На дне рождения, кроме меня и самой именинницы, были и другие гости. Был американец Робин, две девушки из Японии с труднопроизносимыми именами. И Робин, и девушки были славистами, или как их там... Короче, русский язык, его изучение было их специальностью. И, находясь в нашей стране, на родине изучаемого ими языка, они стремились узнать как можно больше слов из разряда ненормативных, то есть обогатить свой русский, оживить его. Само собой, были Эсфира Арнольдовна и Сергей Сергеевич. И неожиданно для меня пришел Леонид, который принес с собой удивительно роскошные фотографии Саломеи. Особенно запомнилась мне та, где Саломея стояла на опушке леса, наряженная в блестящее золотое платье, а у ее ног лежали спелые фрукты: яблоки, груши, виноград. На голове был венок из зеленых, желтых и красных листьев. Эта фотография настолько понравилась мне, что я, помнится, попросил Леонида и мне напечатать такую же, на что он как­то странно отреагировал. Смутился, стал оправдываться, говорить, что фотографировал не он, а какой­то известный профессионал, что все пленки, все негативы у него и эти снимки сделаны как пробные, существуют в единственном экземпляре.

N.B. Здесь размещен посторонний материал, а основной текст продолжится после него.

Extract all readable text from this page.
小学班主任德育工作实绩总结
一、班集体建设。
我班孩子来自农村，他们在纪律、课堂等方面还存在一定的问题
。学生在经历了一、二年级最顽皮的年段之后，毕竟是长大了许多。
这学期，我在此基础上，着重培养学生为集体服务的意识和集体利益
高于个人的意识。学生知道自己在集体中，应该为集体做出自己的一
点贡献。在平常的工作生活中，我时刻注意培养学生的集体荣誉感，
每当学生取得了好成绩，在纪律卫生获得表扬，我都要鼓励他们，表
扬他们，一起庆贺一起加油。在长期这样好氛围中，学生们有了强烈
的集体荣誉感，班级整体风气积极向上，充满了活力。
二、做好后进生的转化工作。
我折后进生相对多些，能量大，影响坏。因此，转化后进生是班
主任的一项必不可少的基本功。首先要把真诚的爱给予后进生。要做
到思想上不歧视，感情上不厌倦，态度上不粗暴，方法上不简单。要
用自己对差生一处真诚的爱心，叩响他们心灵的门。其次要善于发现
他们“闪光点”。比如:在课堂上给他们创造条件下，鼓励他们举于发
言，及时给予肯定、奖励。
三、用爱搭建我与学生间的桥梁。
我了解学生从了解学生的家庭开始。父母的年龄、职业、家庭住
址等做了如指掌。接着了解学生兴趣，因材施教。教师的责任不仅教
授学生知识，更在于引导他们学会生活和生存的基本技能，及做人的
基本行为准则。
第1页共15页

Много лишнего говорил, был на себя не похож. Да и с Саломеей явно что­то происходило, в ней шла какая­то напряженная внутренняя борьба, она была настолько погружена в себя, в свои мысли, что ни меня, ни пришедшего с фотографиями Леонида попросту не замечала. Даже тогда, когда все сели за стол и мало­помалу, выпив по первой, заговорили, она выключалась, выпадала из общего разговора, все думая о своем.

Но Леонида, похоже, это не беспокоило так, как меня, он был весел, разговорчив, то есть был таким, каким я его добрые полгода уже не видел. Он выпивал, шутил. Наливая японкам водку, говорил: «Русское саке». Те хихикали, явно польщенные его ухаживаниями. Он даже стал одну из них приобнимать и гладить. На что Эсфира Арнольдовна ему сказала:

— Ты, Леонид, с руками осторожнее. На Востоке законы суровые. Дотронулся — женись.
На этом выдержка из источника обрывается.